A Conversation With the Cast of Fefu and Her Friends

Theatre Lists
A Conversation With the Cast of Fefu and Her Friends

Theatre director Kate Jopson isn’t totally sure she believes in fate. But her newest production, a staging of Fefu and Her Friends at Los Angeles’ Hollyhock House at Barnsdall Art Park, has her wondering. The story of an unconventional rich woman, inviting her friends for a weekend-long philharmonic planning session, staged in the house where an actual woman of means lived and plotted ways to support the arts? It’s strange, right?
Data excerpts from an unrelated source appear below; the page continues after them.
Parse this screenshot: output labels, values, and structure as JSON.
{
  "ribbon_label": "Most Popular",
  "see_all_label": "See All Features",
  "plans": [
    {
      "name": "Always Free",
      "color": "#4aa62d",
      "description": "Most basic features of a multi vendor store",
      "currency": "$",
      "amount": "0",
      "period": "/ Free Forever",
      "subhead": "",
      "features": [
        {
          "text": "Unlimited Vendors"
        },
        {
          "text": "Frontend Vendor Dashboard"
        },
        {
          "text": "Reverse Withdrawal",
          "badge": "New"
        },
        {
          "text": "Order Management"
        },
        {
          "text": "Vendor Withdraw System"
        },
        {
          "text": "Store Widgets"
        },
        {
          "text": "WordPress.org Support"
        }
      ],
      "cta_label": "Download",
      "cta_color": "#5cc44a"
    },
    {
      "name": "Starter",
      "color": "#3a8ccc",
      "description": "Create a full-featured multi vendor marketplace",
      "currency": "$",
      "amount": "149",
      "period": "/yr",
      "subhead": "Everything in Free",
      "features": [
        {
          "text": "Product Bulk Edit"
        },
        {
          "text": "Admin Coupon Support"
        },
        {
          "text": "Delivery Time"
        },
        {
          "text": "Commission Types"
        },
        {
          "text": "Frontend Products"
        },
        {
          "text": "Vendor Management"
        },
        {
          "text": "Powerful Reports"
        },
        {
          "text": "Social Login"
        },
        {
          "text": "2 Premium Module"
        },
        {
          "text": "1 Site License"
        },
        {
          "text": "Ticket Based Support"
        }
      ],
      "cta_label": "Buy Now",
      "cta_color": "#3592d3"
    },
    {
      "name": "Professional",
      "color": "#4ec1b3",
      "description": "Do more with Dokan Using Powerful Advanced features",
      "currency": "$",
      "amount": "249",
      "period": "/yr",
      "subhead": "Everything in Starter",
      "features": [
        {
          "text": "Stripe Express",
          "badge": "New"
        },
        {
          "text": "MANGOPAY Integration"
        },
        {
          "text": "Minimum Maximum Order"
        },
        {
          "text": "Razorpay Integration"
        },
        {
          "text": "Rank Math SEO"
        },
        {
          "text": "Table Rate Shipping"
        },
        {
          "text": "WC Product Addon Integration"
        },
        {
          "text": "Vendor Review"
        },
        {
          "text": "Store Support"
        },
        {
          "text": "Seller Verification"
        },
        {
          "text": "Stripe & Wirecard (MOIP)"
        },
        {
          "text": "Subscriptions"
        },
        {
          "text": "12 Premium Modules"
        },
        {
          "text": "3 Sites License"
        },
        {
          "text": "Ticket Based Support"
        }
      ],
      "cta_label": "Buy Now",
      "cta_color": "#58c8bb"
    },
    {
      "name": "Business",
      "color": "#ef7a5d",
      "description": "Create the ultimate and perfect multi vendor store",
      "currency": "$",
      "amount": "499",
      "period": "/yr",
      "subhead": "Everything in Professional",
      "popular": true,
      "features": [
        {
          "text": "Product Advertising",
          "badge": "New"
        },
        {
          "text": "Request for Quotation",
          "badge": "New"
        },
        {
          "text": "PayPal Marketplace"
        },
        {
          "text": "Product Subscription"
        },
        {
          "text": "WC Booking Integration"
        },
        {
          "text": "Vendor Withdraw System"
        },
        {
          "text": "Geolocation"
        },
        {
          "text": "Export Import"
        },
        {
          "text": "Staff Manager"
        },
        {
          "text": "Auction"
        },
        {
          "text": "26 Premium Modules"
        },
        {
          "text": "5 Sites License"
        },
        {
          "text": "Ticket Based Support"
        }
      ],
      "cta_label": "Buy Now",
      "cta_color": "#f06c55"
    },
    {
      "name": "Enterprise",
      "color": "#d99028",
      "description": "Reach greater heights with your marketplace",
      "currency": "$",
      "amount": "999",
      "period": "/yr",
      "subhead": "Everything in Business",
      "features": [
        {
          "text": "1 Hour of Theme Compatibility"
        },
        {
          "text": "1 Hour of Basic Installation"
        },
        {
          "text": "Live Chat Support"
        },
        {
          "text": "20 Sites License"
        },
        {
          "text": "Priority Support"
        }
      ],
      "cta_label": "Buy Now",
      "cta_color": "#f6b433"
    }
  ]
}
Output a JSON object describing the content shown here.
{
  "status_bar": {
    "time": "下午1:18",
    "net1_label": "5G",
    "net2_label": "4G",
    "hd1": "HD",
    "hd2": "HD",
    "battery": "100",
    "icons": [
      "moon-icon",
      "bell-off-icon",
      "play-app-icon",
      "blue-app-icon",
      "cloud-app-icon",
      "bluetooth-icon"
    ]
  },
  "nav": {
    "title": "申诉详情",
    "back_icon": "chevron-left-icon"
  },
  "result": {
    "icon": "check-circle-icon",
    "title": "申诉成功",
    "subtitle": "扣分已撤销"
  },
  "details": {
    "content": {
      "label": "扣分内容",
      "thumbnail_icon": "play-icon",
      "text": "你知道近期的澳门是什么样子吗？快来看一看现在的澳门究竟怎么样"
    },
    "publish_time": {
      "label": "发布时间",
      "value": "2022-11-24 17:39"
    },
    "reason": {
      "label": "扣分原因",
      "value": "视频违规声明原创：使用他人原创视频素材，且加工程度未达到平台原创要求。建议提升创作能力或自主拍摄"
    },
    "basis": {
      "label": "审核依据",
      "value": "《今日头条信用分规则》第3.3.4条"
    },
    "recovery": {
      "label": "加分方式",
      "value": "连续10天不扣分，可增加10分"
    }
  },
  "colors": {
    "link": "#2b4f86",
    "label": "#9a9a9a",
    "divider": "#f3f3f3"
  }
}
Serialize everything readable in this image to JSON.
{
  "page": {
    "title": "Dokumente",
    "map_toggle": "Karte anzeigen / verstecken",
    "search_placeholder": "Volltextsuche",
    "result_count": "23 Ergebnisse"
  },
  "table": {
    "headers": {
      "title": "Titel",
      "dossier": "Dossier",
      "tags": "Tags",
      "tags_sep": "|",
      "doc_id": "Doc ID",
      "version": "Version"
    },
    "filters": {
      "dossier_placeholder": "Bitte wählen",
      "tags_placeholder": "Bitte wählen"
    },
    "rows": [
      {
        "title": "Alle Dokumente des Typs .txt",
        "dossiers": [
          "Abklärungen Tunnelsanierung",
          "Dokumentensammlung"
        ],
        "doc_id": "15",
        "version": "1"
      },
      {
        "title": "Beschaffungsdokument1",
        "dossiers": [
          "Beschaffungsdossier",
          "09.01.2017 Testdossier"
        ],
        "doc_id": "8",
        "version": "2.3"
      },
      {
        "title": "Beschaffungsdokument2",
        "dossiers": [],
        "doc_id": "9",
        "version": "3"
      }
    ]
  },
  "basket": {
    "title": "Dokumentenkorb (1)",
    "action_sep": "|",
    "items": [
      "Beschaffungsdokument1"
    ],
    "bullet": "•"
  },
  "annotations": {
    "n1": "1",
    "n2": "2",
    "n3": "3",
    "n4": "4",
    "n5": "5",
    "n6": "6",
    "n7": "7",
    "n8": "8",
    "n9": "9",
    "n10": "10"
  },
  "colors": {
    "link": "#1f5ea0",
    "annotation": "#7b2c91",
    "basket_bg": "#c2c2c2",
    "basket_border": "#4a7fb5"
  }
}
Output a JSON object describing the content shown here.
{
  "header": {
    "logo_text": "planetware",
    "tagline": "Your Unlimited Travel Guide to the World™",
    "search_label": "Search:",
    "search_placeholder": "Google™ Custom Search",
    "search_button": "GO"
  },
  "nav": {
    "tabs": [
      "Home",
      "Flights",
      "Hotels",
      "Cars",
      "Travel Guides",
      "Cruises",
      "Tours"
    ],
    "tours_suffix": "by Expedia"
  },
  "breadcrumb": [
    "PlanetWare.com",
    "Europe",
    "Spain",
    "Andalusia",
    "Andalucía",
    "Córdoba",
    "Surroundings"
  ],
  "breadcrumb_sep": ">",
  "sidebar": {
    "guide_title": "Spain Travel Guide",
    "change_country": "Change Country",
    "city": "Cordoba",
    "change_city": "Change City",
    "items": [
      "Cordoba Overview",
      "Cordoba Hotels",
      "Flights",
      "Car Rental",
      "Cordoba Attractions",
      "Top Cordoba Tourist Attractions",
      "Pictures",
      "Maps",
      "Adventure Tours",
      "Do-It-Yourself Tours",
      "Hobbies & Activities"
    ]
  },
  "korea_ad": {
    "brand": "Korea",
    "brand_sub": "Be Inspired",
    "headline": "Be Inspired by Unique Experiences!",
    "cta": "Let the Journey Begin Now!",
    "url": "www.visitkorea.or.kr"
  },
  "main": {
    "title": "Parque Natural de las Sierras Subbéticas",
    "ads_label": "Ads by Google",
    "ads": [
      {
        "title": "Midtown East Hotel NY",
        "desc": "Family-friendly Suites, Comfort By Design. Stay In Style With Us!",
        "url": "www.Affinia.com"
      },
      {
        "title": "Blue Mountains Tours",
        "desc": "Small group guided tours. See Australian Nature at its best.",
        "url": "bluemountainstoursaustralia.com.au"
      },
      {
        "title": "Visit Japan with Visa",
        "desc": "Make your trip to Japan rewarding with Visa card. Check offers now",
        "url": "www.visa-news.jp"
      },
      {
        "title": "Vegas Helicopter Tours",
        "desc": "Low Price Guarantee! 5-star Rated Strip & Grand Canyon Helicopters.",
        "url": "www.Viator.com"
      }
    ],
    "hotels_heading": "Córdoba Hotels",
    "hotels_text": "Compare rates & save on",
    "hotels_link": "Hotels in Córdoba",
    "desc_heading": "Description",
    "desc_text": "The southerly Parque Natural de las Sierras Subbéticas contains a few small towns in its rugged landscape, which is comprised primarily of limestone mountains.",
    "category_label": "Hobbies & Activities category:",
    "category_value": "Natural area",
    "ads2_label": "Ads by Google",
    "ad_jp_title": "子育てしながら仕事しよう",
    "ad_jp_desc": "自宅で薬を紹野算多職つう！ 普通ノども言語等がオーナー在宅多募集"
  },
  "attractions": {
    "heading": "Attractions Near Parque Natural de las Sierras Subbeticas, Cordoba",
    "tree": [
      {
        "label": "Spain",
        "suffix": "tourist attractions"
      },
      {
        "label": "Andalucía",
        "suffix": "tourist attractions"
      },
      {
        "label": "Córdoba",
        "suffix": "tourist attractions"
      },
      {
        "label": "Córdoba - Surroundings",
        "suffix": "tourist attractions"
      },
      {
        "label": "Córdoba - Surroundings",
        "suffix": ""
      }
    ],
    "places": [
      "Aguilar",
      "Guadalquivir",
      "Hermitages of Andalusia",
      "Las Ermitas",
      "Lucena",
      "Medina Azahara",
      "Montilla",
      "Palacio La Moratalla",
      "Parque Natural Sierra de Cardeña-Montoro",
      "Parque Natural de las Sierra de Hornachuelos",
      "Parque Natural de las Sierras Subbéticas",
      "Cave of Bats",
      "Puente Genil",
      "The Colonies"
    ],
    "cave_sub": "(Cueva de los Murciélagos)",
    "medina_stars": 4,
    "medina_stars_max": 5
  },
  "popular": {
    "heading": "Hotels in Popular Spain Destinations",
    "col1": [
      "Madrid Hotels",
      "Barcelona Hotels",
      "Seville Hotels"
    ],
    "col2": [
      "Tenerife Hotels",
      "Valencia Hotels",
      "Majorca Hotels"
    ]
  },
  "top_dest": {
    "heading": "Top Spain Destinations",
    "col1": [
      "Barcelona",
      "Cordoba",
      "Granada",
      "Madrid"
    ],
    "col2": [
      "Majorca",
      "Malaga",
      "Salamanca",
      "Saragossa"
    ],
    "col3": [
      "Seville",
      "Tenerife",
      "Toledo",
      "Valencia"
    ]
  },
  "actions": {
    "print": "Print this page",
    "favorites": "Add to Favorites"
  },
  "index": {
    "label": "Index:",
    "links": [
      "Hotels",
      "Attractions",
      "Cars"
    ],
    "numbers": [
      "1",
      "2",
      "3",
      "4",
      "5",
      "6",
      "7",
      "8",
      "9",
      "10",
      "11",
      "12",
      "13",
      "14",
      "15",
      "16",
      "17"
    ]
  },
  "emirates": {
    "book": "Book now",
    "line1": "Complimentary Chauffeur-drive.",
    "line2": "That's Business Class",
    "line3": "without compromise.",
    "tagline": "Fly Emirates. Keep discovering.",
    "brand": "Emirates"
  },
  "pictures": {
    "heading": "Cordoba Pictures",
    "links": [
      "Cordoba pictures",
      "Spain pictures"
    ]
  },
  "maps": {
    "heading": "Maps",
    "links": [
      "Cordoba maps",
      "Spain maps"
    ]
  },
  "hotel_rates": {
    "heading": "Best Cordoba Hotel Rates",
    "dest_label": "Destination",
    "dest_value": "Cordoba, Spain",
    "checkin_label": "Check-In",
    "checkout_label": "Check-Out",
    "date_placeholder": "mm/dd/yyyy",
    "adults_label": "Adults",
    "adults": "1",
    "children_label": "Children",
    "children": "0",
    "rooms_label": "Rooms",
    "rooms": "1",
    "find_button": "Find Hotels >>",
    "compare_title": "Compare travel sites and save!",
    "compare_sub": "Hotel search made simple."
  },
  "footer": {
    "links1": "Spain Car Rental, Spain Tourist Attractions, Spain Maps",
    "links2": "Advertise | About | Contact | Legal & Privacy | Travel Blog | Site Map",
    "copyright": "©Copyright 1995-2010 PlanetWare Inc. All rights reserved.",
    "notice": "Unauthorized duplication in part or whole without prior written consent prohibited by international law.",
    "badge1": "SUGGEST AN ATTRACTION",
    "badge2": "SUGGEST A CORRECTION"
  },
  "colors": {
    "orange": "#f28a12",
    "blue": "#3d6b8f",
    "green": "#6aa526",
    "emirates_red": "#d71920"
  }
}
“It’s interesting because I’m not a very spiritual person,” agrees Tunde Skovran, who plays the role of the titular eccentric. “Before every show I basically have a little conversation with Barnsdall. That’s how I warm up. I’m greeting her, telling her this show is for you. Thank you very much. Her vision was to create a cultural complex here in the Barnsdall park. And that never happened. We are fulfilling her dream after eighty years. It’s interesting. Every time I have this discussion with her, very short, I’m asking for a sign. And I get it. I’m talking about a black cat in the show, a black cat showed up once. Then a black bird showed up. Then tonight I’m asking for a sign and it’s a moth.”

After witnessing the production, which takes place throughout the entire Frank Lloyd Wright-designed house, it’s hard not to believe in a magical spark. Written by María Irene Fornés, the production features poetic monologues and fevered dreams. Eloquent exchanges about the state of love, education, and life. Vulgar jokes and food throwing. In one memorable stretch the audience is broken up into five-person groups and treated to a series of scenes performed in spaces so small the fourth wall feels paper thin. Even though it was first written in 1977 the subjects that tackle feel modern, and the women feel realistically complex.

“We wanted to do something multinational because our production company’s mission is to bring European American artists together and foster collaborations between many culture groups and nations,” explains Julia Ubrankovics. She plays the wheelchair-bound Julia, who over the course of two hours becomes a subject of curiosity, horror, and line of redemption for many of the characters. “We saw this play and Kate brought it to us it was like, this is it. Fornés is Cuban, she’s an immigrant, and she’s a feminist. It’s eight women, all different. It’s about liberation and freedom.”

At its center, Fefu and Her Friends is play about everything…even if it seems to pride itself more on the questions it raises than the answers it provides. Through their interactions the women are forced to confront the nature or mortality. The line between love and sex. The value of education. And the dangerous of class divisions. The director and her actors all agree—it doesn’t matter what the viewer takes away from the smorgasbord of themes, as long as they’re forced to think and feel.

“I think there’s two parts of this play that I really related to,” Jopson muses. “Julia’s scene that’s in the little room in there where it’s such a dark view of society, but it’s the thing that I always fear—that we’re not really in control of our own fates and that culture and society have created so much for us. How much can we really get out of? I did A Doll’s House for my thesis in graduate school, and that was a big part. I hated that play and then suddenly in my late 20s I realized we become dolls. It’s very hard as a woman to not get beaten in by society. To not compromise and change in ways to the point where your sixteen-year-old self wouldn’t recognize you at thirty. There’s way where it’s not as overt as crippled physically, but I think that’s why Fornés made it physical. It’s what happens inside you. Gradually it starts wearing away until you realize you’re succumbing to these things that you never imagined you would.”

But for every dark point, the writer and crew offer up a counterpoint. For Jopson that came in the speech of the free-spirited character Emma, who encourages the women to cut loose.

“There’s this idea where you can strip away until you find yourself and what that is,” she continues. “So both of those. The darkest part of how I view humanity and then the most hopeful of what we can be. I love that they’re both in the same play.”

It’s that belief in the good that everyone involved with Fefu and Her Friends holds close to their hearts. Why not? They staged a play that no one usually touches, in a historical landmark that’s never hosted a cultural event quite like this. And to hear them tell it, they’re already dreaming of mounting similarly ambitious productions.

“We creating a winning situation for everyone,” says Ubrankovics. “Everyone involved was a winner in this. It was amazing because Hollyhock and the city of Los Angeles are perfect partners. And it’s been fantastic to work with Kate since we’ve been working with her and she had our trust. It was good for the house because we brought life in. It’s good for the city because now it’s open to the public. It all came together in a way that’s good for everyone. It’s a very powerful platform.”